10.4 Export. The Services may be subject to U.S. export control laws and may be subject to export or import regulations in other countries. You agree not to export, reexport, or transfer, directly or indirectly, any U.S. technical data acquired from AOP, or any products utilizing such data, in violation of the United States export laws or regulations.
10.5 Disclosures. AOP is located at the address in Section 10.11. If you are a California resident, you may report complaints to the Complaint Assistance Unit of the Division of Consumer Product of the California Department of Consumer Affairs by contacting them in writing at 400 R Street, Sacramento, CA 95814, or by telephone at (800) 952-5210.
10.6 Electronic Communications. The communications between you and AOP use electronic means, whether you use the Site or send us e-mails, or whether we post notices on the Services or communicates with you via e-mail. For contractual purposes, you (a) consent to receive communications from us in an electronic form; and (b) agree that all terms and conditions, agreements, notices, disclosures, and other communications that we provide to you electronically satisfy any legal requirement that such communications would satisfy if it were be in a hardcopy writing. The foregoing does not affect your non-waivable rights.

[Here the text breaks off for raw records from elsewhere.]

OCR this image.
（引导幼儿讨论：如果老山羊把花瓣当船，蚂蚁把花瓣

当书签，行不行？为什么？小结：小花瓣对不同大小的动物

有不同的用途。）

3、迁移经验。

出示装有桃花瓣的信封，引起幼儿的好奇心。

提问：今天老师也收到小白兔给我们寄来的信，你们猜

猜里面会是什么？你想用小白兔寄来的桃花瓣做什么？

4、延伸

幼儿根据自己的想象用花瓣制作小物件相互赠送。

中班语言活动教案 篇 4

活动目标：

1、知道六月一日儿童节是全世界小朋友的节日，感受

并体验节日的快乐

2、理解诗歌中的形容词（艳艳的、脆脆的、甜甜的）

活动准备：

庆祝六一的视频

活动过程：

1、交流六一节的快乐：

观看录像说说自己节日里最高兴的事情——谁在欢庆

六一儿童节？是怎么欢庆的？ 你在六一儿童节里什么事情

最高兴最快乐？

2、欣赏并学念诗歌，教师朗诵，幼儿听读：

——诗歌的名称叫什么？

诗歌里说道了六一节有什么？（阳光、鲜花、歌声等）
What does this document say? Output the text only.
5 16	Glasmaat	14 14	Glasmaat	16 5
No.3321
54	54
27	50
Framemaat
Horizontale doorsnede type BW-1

10.7 Entire Terms. These Terms constitute the entire agreement between you and us regarding the use of the Services. Our failure to exercise or enforce any right or provision of these Terms shall not operate as a waiver of such right or provision. The section titles in these Terms are for convenience only and have no legal or contractual effect. The word “including” means “including without limitation”. Neither party is an employee, agent or partner of the other.
10.8 Severability. If any provision of these Terms is, for any reason, held to be invalid or unenforceable, the other provisions of these Terms will be unimpaired and the invalid or unenforceable provision will be deemed modified so that it is valid and enforceable to the maximum extent permitted by law.

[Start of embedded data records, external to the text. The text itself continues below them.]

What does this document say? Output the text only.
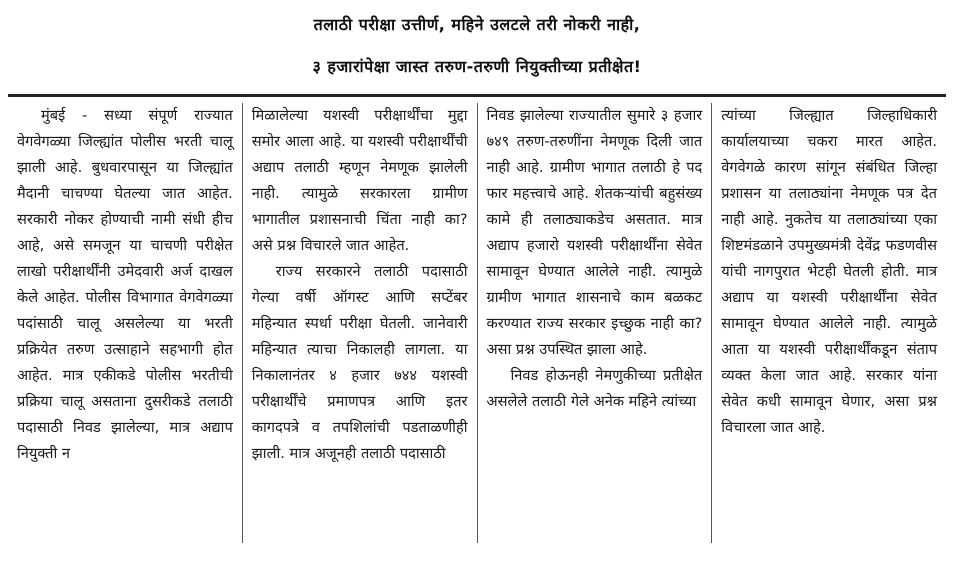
तलाठी परीक्षा उत्तीर्ण, महिने उलटले तरी नोकरी नाही,
३ हजारांपेक्षा जास्त तरुण-तरुणी नियुक्तीच्या प्रतीक्षेत!

मुंबई - सध्या संपूर्ण राज्यात वेगवेगळ्या जिल्ह्यांत पोलीस भरती चालू झाली आहे. बुधवारपासून या जिल्ह्यांत मैदानी चाचण्या घेतल्या जात आहेत. सरकारी नोकर होण्याची नामी संधी हीच आहे, असे समजून या चाचणी परीक्षेत लाखो परीक्षार्थींनी उमेदवारी अर्ज दाखल केले आहेत. पोलीस विभागात वेगवेगळ्या पदांसाठी चालू असलेल्या या भरती प्रक्रियेत तरुण उत्साहाने सहभागी होत आहेत. मात्र एकीकडे पोलीस भरतीची प्रक्रिया चालू असताना दुसरीकडे तलाठी पदासाठी निवड झालेल्या, मात्र अद्याप नियुक्ती न

मिळालेल्या यशस्वी परीक्षार्थींचा मुद्दा समोर आला आहे. या यशस्वी परीक्षार्थींची अद्याप तलाठी म्हणून नेमणूक झालेली नाही. त्यामुळे सरकारला ग्रामीण भागातील प्रशासनाची चिंता नाही का? असे प्रश्न विचारले जात आहेत.

राज्य सरकारने तलाठी पदासाठी गेल्या वर्षी ऑगस्ट आणि सप्टेंबर महिन्यात स्पर्धा परीक्षा घेतली. जानेवारी महिन्यात त्याचा निकालही लागला. या निकालानंतर ४ हजार ७४४ यशस्वी परीक्षार्थींचे प्रमाणपत्र आणि इतर कागदपत्रे व तपशिलांची पडताळणीही झाली. मात्र अजूनही तलाठी पदासाठी

निवड झालेल्या राज्यातील सुमारे ३ हजार ७४९ तरुण-तरुणींना नेमणूक दिली जात नाही आहे. ग्रामीण भागात तलाठी हे पद फार महत्त्वाचे आहे. शेतकऱ्यांची बहुसंख्य कामे ही तलाठ्याकडेच असतात. मात्र अद्याप हजारो यशस्वी परीक्षार्थींना सेवेत सामावून घेण्यात आलेले नाही. त्यामुळे ग्रामीण भागात शासनाचे काम बळकट करण्यात राज्य सरकार इच्छुक नाही का? असा प्रश्न उपस्थित झाला आहे.

निवड होऊनही नेमणुकीच्या प्रतीक्षेत असलेले तलाठी गेले अनेक महिने त्यांच्या

त्यांच्या जिल्ह्यात जिल्हाधिकारी कार्यालयाच्या चकरा मारत आहेत. वेगवेगळे कारण सांगून संबंधित जिल्हा प्रशासन या तलाठ्यांना नेमणूक पत्र देत नाही आहे. नुकतेच या तलाठ्यांच्या एका शिष्टमंडळाने उपमुख्यमंत्री देवेंद्र फडणवीस यांची नागपुरात भेटही घेतली होती. मात्र अद्याप या यशस्वी परीक्षार्थींना सेवेत सामावून घेण्यात आलेले नाही. त्यामुळे आता या यशस्वी परीक्षार्थींकडून संताप व्यक्त केला जात आहे. सरकार यांना सेवेत कधी सामावून घेणार, असा प्रश्न विचारला जात आहे.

10.9 Assignment. These Terms, and your rights and obligations herein, may not be assigned, subcontracted, delegated, or otherwise transferred by you without AOP’s prior written consent, and any attempted assignment, subcontract, delegation, or transfer in violation of the foregoing will be null and void. We may freely assign these Terms. The terms and conditions set forth in these Terms shall be binding upon assignees.
10.10 Copyright/Trademark Information. Copyright © 2020 AOP. All rights reserved. All trademarks, logos and service marks (“Marks”) displayed on the Site are our property or the property of other third parties. You are not permitted to use these Marks without our prior written consent or the consent of such third party which may own the Marks.